In meinen Schläfen klopft das Blut. Die Stille zerrt an meinen Nerven. Es packt mich Angst. Dabei hatte ich alles so gut bis auf´s I-Tüpfelchen vorbereitet. Es schien alles ganz einfach. Ich musste nur den Schuldschein verschwinden lassen, das Weitere würde sich dann von selber ergeben, wenn ich Nelson in das feiste Hängebackengesicht sah.
Noch immer – kein Laut. Es ist kaum zu ertragen. Meine Nerven gehen mit mir durch. Ich wende mich zum Fenster, um zu ergründen, ob wirklich ein Auto dort steht oder ob es nur eine Wahnvorstellung von mir war, den Kies unter den Rädern knirschen zu hören?
In dem Moment, in dem ich die Gardine zur Seite schieben will, wird es gleißend hell im Raum. Urplötzlich hat jemand den Stromschalter betätigt. Das Licht überflutet mich und wirkt lähmend wie ein Schock. Ich finde nicht einmal die Kraft, mich umzudrehen. Ich weiß ja, hinter mir steht Nelson und wird – sobald er die Anwesenheit eines anderen Menschen hier entdeckt den Revolver ziehen und schießen. Menschen seines Schlages sind immer darauf vorbereitet, unangenehme Dinge von sich fern zu halten. Wenn er mich nicht sofort erkennt, aber auch, wenn er mich erkennt – was weiß ich - ob mir nicht gleich eine Kugel zwischen den Schulterblättern steckt…
Ich ergebe mich in mein Geschick - was bleibt mir denn sonst auch übrig? – und senke den Kopf. Aber dann höre ich eine Stimme, mit der ich überhaupt nicht gerechnet habe. Sie gehört nicht Nelson und klingt fassungslos: „Du bist hier?“
Es wirbelt mich herum. Da steht jemand vor mir. Es ist Roy Burton. Ist auch er gekommen, seinen Schuldschein zu suchen? Vielleicht finden wir ihn gemeinsam schneller. Es ist eine total makabre Situation. Die hysterische Lust, ein unbändiges Gelächter anzustimmen, wandelt mich an.

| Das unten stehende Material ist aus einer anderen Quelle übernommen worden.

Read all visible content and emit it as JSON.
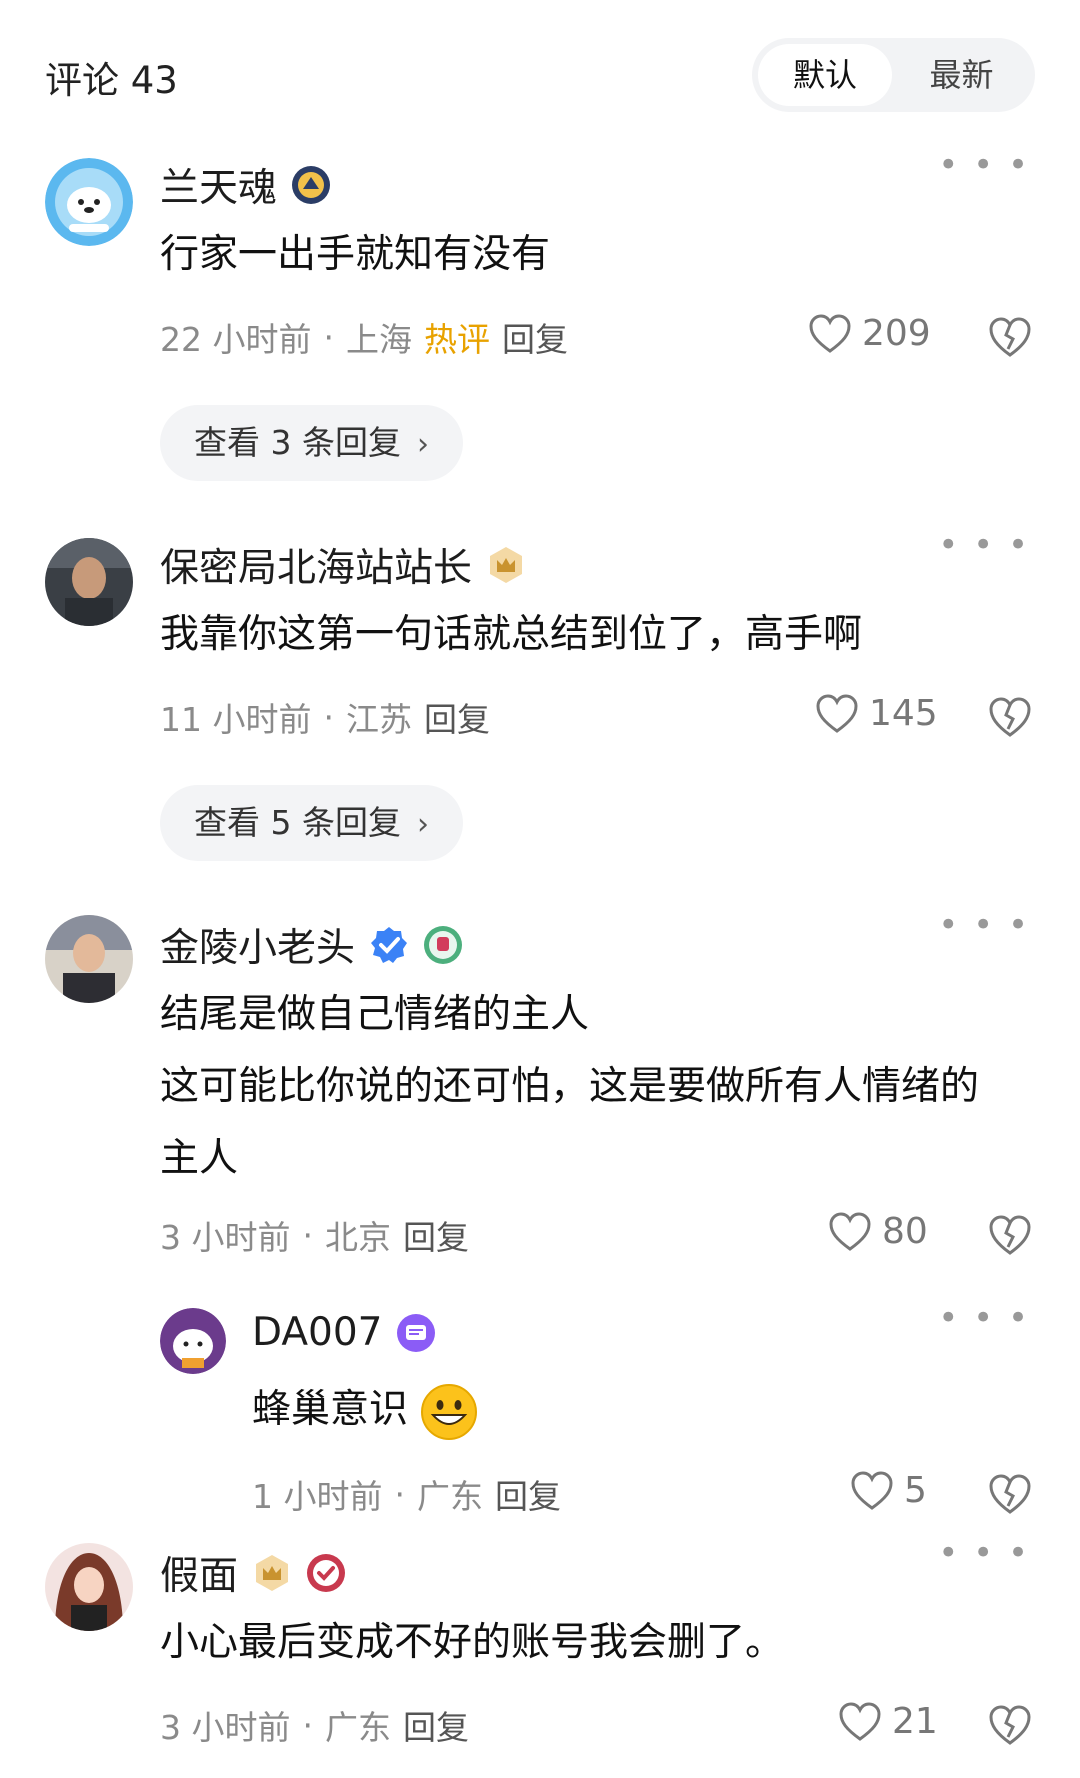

„Früher hätte es niemand gewundert, mich hier zu finden“, sage ich. „Aber so ändern sich eben die Zeiten, nicht wahr, Roy?“
Er wirkt verlegen. „Stimmt, mit dir habe ich auf keinen Fall gerechnet.“
Ich zittere an allen Gliedern.
„Kannst du dir nicht denken, was mich hergetrieben hat, Roy? Ich wollte abrechnen. Du weißt doch, was Nelson verbrochen hat?“
„Natürlich“, murmelt er. Es klingt mitleidig. Er war eigentlich immer der Anständigste von allen in Nelsons Clique. Und plötzlich schäme ich mich. Ich muss mir meine Qual vom Herzen reden.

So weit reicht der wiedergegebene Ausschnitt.